Onlar kavga ederken Nasrettin Hoca da gülerek etrafındakilere:
- İşte kör dövüşü buna derler, diyerek oradan uzaklaşmış.
Siyasette yaşananlara bakarak bu fıkrayı anımsamamak elde değil.
Bin bir türlü cambazlıkla, yalanla, dolanla iktidar olma, iktidarda kalma mücadelesi verenler bir yana. Onlar, algı operasyonlarının profesyonel oyuncuları. Her şeyi bilerek planlayarak yapıyorlar. Amaçları, hedefleri belli. Ne ilke tanıyorlar ne de hukuk. Amaçlarına ulaşmak için her türlü kirletilmiş, karartılmış yol, yöntem mübah görülüyor. Toplum ve ülke çıkarları, kalkınma, refaha ulaşma, huzur ikinci, üçüncü planda geliyor. Hatta hiç düşünülmüyor.

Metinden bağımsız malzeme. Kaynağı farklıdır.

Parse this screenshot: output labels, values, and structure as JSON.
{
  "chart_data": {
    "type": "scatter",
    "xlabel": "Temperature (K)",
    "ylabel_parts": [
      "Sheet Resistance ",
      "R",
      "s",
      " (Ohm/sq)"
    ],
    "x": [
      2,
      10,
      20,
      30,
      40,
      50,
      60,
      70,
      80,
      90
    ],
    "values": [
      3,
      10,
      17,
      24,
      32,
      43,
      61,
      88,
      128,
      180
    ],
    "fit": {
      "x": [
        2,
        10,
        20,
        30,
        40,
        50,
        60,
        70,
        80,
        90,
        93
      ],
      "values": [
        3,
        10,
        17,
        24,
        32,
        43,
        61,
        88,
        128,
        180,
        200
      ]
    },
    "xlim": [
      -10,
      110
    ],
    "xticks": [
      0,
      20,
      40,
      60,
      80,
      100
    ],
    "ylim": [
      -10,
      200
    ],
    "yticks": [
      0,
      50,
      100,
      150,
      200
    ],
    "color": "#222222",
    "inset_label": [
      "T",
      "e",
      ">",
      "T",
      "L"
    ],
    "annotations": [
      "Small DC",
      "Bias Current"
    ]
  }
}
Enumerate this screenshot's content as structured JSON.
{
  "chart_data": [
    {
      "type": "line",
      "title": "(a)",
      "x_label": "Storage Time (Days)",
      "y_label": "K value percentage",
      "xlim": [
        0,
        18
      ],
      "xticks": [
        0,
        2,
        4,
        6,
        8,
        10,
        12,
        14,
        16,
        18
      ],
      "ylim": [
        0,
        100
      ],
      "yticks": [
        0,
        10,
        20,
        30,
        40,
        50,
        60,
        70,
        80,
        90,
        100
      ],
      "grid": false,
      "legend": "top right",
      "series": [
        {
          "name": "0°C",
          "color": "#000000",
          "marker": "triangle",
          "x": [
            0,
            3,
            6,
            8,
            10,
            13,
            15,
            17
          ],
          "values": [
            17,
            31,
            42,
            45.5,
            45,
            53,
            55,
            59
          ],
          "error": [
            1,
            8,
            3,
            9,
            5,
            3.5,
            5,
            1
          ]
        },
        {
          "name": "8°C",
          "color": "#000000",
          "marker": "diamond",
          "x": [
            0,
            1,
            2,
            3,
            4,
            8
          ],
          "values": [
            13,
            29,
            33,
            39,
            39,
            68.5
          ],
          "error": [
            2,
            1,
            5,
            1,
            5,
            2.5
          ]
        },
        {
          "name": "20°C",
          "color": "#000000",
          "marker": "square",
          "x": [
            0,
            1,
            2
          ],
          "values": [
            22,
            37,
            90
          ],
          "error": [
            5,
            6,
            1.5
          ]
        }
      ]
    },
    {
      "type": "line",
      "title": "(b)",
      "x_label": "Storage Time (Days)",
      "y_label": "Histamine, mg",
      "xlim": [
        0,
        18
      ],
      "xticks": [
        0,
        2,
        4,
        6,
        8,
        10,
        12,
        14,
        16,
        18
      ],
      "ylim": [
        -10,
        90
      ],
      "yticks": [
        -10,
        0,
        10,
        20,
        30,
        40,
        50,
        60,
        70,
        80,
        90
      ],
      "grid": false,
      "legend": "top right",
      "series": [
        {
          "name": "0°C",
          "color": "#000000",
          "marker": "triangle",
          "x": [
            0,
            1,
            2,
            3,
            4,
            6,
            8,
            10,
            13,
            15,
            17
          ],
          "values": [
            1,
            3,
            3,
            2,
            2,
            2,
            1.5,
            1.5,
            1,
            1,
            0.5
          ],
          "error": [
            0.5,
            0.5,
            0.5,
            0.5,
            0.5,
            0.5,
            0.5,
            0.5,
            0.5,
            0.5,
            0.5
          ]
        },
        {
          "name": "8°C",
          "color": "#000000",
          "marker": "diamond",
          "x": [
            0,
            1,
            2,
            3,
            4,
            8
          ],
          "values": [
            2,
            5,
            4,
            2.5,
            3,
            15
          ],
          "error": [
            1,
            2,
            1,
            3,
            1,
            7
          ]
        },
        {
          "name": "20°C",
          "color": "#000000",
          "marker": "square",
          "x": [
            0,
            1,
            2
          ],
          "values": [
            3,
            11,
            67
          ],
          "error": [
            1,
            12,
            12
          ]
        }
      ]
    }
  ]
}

Yandaşlar ve yandaş medya misyonerleri de bu uğurda seferber olmuş, karşı tarafa dört bir koldan saldırıyorlar. Daha çok göze girmek, daha çok puan ve alkış toplamak için adeta yirmi dört saat birbirleriyle yarışıyorlar. Dün ak dediklerine bugün kara, dün doğru dediklerine bugün yanlış demekten sıkılmıyorlar.
Tabanda ise; kirli siyasi atmosfere uygun olarak bir kaos, bir kör dövüşü yaşanıyor. Bu toz, duman içinde, sisli, bulanık havada verilen anlamsız kavgalar, gittikçe kronik hale gelerek toplumun gelişme dinamiklerini, ‘genetik yapısını’ felç ediyor. Toplum uyutulup anlamsız, çıkışı olmayan labirentlerin içine hapsedilince, artık malûm “ üst akıl “ amaç ve hedeflerine doğru rahatça ilerliyor.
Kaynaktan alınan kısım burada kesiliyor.